The phrase "from here to eternity" was incorporated into "The Whiffenpoof Song", trademark song of an a cappella ensemble at Yale University, and it was this usage that directly inspired Jones, as he informed his editor Maxwell Perkins.

==Context==
Three of the central characters are essentially similar in all three of Jones' World War II novels, but their names are altered. From Here to Eternity features First Sergeant Milton Warden, Private Robert Prewitt, and Mess Sergeant Maylon Stark. The Thin Red Line (1962), features similar characters named First Sergeant Edward Welsh, Private Robert Witt, and Mess Sergeant Maynard Storm. In Whistle (1978), analogous characters again reappear named Sergeant Mart Winch, Bobby Prell, and Johnny "Mother" Strange.

==Late cuts==
In 2009, the author's daughter, Kaylie Jones, revealed that her father had been compelled to make a number of pre-publication cuts, removing some expletives and some gay sex passages. A new edition of the book with the previously censored passages restored was published by Open Road as an e-book in May 2011. It was subsequently released in print in 2013 by Penguin as part of its Modern Classics Collection.

== Reception ==
From Here to Eternity won the third annual U.S. National Book Award in 1952.

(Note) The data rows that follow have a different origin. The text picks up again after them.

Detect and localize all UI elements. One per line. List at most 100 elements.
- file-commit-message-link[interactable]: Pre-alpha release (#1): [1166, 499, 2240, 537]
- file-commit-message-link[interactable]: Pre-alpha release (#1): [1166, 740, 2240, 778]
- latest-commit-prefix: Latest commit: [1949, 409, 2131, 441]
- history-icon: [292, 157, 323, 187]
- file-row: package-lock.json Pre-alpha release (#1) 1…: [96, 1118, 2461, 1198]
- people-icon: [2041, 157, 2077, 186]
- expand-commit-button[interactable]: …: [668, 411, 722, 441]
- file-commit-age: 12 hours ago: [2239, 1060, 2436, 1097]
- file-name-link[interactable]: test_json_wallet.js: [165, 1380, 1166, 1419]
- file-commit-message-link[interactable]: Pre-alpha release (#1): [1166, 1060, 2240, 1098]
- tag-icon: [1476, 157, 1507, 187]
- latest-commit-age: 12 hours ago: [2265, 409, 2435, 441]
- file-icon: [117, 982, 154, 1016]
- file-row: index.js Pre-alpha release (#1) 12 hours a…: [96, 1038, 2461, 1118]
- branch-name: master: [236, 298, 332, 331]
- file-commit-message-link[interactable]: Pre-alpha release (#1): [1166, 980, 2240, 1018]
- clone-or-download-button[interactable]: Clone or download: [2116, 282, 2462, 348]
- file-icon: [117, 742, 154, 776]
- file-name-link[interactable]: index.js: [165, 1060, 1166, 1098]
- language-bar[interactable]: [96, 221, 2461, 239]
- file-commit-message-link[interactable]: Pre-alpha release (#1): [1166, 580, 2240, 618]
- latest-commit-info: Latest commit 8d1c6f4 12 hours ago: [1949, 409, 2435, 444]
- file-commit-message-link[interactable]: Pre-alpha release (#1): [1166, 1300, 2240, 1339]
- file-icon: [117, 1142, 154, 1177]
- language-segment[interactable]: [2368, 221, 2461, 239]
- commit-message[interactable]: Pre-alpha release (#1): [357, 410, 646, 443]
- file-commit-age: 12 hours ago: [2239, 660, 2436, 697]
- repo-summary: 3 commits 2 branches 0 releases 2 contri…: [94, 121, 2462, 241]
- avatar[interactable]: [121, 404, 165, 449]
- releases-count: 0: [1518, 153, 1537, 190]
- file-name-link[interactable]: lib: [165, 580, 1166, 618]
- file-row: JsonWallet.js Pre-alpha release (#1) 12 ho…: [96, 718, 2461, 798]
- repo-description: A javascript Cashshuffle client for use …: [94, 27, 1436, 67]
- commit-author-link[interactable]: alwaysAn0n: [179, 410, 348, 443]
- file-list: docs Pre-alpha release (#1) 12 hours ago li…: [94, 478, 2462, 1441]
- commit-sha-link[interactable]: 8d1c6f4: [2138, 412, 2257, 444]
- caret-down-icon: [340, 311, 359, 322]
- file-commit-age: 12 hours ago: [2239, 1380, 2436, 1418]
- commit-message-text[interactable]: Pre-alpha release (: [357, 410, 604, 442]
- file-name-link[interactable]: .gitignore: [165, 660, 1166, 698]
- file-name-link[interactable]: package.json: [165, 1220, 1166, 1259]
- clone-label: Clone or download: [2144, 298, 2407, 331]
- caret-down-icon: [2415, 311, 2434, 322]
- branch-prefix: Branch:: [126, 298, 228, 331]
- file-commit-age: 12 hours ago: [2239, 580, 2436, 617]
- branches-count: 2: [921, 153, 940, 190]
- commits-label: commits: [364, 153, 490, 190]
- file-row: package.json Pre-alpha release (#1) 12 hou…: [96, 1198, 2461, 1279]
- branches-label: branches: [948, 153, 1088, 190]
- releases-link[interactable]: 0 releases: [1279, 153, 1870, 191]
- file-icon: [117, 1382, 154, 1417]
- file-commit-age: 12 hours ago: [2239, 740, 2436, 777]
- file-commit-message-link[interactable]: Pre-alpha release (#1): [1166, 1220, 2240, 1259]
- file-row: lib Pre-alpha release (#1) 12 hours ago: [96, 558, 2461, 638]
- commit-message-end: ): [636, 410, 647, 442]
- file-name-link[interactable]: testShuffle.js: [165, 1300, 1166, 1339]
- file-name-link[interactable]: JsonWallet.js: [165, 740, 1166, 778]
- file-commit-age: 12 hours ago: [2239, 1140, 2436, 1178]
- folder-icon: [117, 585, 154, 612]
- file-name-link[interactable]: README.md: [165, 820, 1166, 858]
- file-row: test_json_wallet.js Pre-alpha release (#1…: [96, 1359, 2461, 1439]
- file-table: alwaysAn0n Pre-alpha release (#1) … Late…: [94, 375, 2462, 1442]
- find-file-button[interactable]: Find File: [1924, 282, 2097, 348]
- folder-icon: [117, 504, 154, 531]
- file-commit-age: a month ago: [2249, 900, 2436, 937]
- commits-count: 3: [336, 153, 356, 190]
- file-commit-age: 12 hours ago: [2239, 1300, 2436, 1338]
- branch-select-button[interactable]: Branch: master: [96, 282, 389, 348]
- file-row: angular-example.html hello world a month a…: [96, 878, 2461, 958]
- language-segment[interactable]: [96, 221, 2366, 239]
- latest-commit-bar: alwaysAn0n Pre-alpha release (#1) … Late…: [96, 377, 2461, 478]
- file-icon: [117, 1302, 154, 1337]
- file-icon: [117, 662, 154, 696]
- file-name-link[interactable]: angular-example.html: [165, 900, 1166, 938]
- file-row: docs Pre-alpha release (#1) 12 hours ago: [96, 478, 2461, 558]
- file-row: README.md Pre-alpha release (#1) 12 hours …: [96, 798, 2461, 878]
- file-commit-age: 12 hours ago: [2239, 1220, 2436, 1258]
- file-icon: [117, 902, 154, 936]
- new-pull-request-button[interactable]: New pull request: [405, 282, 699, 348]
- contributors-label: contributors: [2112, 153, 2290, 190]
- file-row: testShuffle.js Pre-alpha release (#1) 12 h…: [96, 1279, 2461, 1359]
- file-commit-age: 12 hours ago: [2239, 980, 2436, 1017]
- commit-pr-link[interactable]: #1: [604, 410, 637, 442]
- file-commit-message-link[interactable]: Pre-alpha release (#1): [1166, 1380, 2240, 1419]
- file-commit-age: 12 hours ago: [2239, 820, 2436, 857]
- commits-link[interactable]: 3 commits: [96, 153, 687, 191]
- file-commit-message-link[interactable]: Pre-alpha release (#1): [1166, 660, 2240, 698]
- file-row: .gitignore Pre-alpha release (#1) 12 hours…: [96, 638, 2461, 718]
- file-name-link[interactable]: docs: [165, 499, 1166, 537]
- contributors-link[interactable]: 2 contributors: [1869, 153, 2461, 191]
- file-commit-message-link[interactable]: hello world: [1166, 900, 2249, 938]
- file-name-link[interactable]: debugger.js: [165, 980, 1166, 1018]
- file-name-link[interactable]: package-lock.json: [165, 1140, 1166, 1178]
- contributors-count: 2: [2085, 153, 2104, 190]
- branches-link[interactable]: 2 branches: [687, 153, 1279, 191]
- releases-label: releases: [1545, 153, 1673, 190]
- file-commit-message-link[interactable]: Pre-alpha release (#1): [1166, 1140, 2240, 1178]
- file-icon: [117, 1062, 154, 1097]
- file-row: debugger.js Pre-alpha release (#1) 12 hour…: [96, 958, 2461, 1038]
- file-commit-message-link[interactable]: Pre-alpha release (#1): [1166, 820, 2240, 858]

Up to the release of the film in August 1953, the book had sold 400,000 copies and was selling an average of 500 copies a month. After the release of the film, sales increased to 4,000 copies a week. As the film toned down the strong language used in the book, it was suggested that sales may have been partly influenced by people wanting to find out "what words James used."

The novel is number 62 on the Modern Library 100 Best Novels list.

Joan Didion was a great admirer of From Here to Eternity and discussed its role in shaping her perceptions of Hawaii in her essay "In the Islands", included in her 1979 book The White Album.

==Adaptations==

===Television and film===
From Here to Eternity was adapted as a film of the same name in 1953, directed by Fred Zinnemann and produced by Buddy Adler, which won eight Oscars, including Best Picture.

It was adapted twice for television as a miniseries of the same name in 1979 and as a series of the same name in 1980.

===Stage===

A musical adaption of the novel opened at the Shaftesbury Theatre in London in October 2013.